In 1909, he published the textbook "Principles of Microbiology" (Основы микробиологии) which was the first original Russian textbook on microbiology and remained a standard work at Soviet universities till the 1950s. Omelianski had conceived this text from his lectures he held on a women's college since 1906 or 1909. In 1922, he published his second textbook "Practical Manual of Microbiology" (Практическое руководство по микробиологии) in which he spread the methodology of Winogradsky (using enrichment cultures) and the so-called "Delft school of microbiology" (founded by M. Beijerinck) in Russia. Since 1912 till his death he led the department of General Microbiology at the Institute of Experimental Medicine succeeding Winogradsky. As head of the department he edited the "Archive of Biological Sciences" (Архив биологических наук), the first biology journal publishing in Russian. In 1924, Omelianski became editor of the popular journal “Progress of biological chemistry” (Успехи биологической химии). The last textbook he could finish in 1927 was “Short course in general and soil microbiology” (Краткий курс общей и почвенной микробиологии).

In 1916, Omelianski became a corresponding member of the Russian Academy of Sciences and he was appointed to Doctor botanicus h. c. without examination in 1917. In 1923, he became of full member of the Russian Academy of Sciences. In 1926, he affiliated with the Society of American Bacteriologists and the Lombardic Academical Society.

== Personal life ==
Omelianski was married and had a daughter, Maria Vasilevna Stepanova (1901-1946, an ethnographer). During World War I, the Russian Revolution and Russian Civil War, Omelianski was able to stay in Saint Petersburg, while Winogradsky (as a rich landowner) had to escape.

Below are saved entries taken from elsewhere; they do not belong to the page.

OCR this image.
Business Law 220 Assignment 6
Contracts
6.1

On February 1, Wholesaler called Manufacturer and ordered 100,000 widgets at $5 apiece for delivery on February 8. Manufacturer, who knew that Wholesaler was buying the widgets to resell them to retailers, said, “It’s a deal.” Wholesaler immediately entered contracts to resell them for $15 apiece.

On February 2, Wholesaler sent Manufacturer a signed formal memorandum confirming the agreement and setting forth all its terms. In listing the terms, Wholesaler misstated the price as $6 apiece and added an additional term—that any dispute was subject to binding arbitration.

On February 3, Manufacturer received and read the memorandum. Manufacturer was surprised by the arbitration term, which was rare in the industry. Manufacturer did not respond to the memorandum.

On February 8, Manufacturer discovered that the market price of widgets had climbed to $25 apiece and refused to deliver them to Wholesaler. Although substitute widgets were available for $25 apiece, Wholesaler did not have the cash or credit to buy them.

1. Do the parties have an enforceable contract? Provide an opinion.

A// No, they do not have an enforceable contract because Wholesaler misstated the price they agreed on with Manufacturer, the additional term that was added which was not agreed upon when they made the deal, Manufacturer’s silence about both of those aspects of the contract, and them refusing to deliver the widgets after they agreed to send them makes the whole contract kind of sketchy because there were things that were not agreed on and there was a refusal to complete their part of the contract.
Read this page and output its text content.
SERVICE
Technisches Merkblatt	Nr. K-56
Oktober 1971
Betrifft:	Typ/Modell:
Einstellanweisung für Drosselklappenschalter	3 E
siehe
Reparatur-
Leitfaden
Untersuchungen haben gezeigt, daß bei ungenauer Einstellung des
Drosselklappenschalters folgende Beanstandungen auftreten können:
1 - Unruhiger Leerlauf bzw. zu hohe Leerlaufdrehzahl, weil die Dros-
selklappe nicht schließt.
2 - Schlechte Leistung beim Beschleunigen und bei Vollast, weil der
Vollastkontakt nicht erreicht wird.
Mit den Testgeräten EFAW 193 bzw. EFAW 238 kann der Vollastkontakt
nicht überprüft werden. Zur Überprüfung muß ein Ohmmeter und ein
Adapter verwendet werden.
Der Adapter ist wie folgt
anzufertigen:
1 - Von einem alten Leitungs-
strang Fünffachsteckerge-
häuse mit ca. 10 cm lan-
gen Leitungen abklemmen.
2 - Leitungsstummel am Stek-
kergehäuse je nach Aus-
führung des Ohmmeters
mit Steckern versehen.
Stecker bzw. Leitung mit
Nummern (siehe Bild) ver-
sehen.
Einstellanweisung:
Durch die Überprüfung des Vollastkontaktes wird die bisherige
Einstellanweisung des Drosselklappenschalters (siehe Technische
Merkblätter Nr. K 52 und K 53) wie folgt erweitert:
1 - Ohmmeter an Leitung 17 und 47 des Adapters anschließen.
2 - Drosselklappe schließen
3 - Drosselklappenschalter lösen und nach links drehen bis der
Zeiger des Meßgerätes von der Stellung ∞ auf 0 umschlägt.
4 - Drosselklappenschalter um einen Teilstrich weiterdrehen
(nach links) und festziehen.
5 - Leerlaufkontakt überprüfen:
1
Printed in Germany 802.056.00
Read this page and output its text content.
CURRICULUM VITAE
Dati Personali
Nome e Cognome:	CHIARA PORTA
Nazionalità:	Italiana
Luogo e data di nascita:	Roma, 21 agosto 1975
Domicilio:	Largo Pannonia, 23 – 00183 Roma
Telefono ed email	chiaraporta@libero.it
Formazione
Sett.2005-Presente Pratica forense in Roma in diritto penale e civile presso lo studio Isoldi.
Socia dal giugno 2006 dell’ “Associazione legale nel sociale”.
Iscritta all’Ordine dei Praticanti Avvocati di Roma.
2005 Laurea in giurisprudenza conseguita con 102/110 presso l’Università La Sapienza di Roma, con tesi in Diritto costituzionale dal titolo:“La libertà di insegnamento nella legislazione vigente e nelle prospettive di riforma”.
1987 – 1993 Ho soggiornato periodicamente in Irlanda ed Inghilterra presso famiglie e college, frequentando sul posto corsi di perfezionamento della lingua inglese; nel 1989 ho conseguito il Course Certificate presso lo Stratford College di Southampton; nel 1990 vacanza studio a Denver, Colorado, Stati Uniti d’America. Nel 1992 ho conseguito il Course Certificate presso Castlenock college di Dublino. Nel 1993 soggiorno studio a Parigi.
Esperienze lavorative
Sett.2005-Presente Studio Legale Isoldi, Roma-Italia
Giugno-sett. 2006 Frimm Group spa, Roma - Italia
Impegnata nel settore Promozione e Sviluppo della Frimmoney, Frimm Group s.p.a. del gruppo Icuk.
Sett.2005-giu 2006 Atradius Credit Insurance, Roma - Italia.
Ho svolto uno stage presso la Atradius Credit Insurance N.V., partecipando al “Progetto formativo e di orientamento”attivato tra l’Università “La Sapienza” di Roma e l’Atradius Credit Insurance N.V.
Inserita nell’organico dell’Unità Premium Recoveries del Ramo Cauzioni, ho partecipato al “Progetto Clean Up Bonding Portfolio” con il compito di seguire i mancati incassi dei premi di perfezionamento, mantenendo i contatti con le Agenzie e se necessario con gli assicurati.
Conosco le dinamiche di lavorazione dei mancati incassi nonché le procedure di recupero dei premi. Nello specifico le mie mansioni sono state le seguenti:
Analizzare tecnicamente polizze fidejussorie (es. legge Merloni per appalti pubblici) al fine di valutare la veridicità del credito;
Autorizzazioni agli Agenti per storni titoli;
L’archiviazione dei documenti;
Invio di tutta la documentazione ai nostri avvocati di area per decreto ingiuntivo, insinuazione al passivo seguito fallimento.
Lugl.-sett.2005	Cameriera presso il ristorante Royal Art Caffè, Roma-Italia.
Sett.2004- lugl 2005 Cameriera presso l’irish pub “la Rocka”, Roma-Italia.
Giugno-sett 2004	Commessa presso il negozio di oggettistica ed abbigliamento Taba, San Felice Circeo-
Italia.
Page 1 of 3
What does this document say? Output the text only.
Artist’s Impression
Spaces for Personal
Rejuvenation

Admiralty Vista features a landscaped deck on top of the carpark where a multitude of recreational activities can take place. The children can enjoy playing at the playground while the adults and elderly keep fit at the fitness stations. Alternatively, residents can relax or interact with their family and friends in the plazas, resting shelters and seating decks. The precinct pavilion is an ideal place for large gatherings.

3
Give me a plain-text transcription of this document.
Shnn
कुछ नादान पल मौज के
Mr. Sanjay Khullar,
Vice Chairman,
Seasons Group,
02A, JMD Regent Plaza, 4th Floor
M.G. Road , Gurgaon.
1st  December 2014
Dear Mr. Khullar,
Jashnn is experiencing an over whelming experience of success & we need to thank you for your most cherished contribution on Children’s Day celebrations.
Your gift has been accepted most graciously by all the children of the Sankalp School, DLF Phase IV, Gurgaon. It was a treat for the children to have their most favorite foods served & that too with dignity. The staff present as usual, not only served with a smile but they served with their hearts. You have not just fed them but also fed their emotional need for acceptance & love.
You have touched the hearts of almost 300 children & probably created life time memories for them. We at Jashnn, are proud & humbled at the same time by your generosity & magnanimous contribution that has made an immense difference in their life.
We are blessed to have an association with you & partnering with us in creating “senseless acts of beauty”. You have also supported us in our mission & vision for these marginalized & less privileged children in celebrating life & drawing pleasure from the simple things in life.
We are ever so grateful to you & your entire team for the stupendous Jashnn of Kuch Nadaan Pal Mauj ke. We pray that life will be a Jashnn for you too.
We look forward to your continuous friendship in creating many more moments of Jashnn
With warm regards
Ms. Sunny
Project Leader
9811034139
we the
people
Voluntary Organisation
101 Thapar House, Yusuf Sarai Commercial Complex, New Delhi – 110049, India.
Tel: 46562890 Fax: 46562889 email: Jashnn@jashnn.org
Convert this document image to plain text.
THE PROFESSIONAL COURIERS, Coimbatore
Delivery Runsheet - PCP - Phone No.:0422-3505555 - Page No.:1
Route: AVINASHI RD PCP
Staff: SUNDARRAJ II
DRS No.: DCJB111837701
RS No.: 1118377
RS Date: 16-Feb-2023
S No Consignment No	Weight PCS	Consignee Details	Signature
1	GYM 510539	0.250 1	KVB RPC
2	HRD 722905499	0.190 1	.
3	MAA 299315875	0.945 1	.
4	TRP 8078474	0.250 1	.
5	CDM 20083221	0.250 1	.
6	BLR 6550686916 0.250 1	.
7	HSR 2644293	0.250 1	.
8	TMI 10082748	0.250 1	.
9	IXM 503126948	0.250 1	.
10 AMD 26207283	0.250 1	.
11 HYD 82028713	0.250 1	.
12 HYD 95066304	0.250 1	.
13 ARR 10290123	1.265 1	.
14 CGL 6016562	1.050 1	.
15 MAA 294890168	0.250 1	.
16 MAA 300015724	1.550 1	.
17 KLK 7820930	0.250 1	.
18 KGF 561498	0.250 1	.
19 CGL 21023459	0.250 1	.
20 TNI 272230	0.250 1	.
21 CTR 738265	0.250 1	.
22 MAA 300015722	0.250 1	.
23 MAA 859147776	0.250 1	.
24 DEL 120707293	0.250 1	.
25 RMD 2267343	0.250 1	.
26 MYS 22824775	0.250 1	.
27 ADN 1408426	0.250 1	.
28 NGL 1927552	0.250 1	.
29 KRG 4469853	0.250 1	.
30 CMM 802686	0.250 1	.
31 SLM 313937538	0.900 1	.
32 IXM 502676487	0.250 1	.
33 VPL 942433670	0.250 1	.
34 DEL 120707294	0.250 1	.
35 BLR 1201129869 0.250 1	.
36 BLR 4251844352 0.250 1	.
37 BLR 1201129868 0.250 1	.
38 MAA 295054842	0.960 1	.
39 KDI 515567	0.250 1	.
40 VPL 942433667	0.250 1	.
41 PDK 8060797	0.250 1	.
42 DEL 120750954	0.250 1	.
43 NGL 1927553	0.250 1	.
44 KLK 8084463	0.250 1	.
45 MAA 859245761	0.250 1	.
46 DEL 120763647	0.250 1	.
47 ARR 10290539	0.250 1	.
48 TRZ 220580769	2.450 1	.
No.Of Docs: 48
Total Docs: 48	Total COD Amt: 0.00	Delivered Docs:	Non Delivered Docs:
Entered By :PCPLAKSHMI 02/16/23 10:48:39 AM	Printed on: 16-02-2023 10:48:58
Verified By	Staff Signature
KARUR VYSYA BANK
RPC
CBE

Possibly, he was saved by his poor bourgeois ancestry, his interest in the starving poor, his popular commitment by publishing Russian text books and journals and lecturing in a women’s college or thanks to the Bolsheviks scientific progress friendly stance. In springtime 1927, Omelianski travelled to the Pasteur Institute in Paris to visit his mentor Winogradsky. There he suffered a first heart attack. Omelianski had a second heart attack in December 1927 but could recover. During a vacation in Gagra (Abkhazia) he died on April 21, 1928. Omelianski was also a gifted chess player who entered into competitions as a student, a reportedly gifted portraitist and wrote several short-stories, four of which have since been stored in the archive at the Russian Academy of Sciences in St. Petersburg.

== Impact on methanogenesis research ==
Omelianski published only once in English on “aroma-producing microorganisms” in the American Journal of Bacteriology in 1923. However, today his international reputation is connected to microbial methanogenesis in syntrophic co-cultures. This is based on his French publication of 1916 on "methane fermentation of ethanol". Following this research, microbiologist Horace Barker isolated an ethanol-degrading microbe called Methanobacterium omelianskii. Barker had used the methodological approach of the "Delft school of microbiology" developed by Barkers mentors Albert Kluyver and Cornelis van Niel. In 1967, the renamed Methanobacterium omelianskii was specified as a co-culture of the ethanol-oxidizing S-organism and a methanogen, which uses hydrogen produced by its bacterial partner to reduce carbon dioxide to methane. Certainly, Omelianski was one of the founding fathers of methanogenesis research and the first scientist investigating methanogenic fermentation of cellulose and ethanol systematically. He even discovered hydrogen as a product of cellulose fermentation around 1900 but, of course, did not discover the concept of syntrophic electron transfer.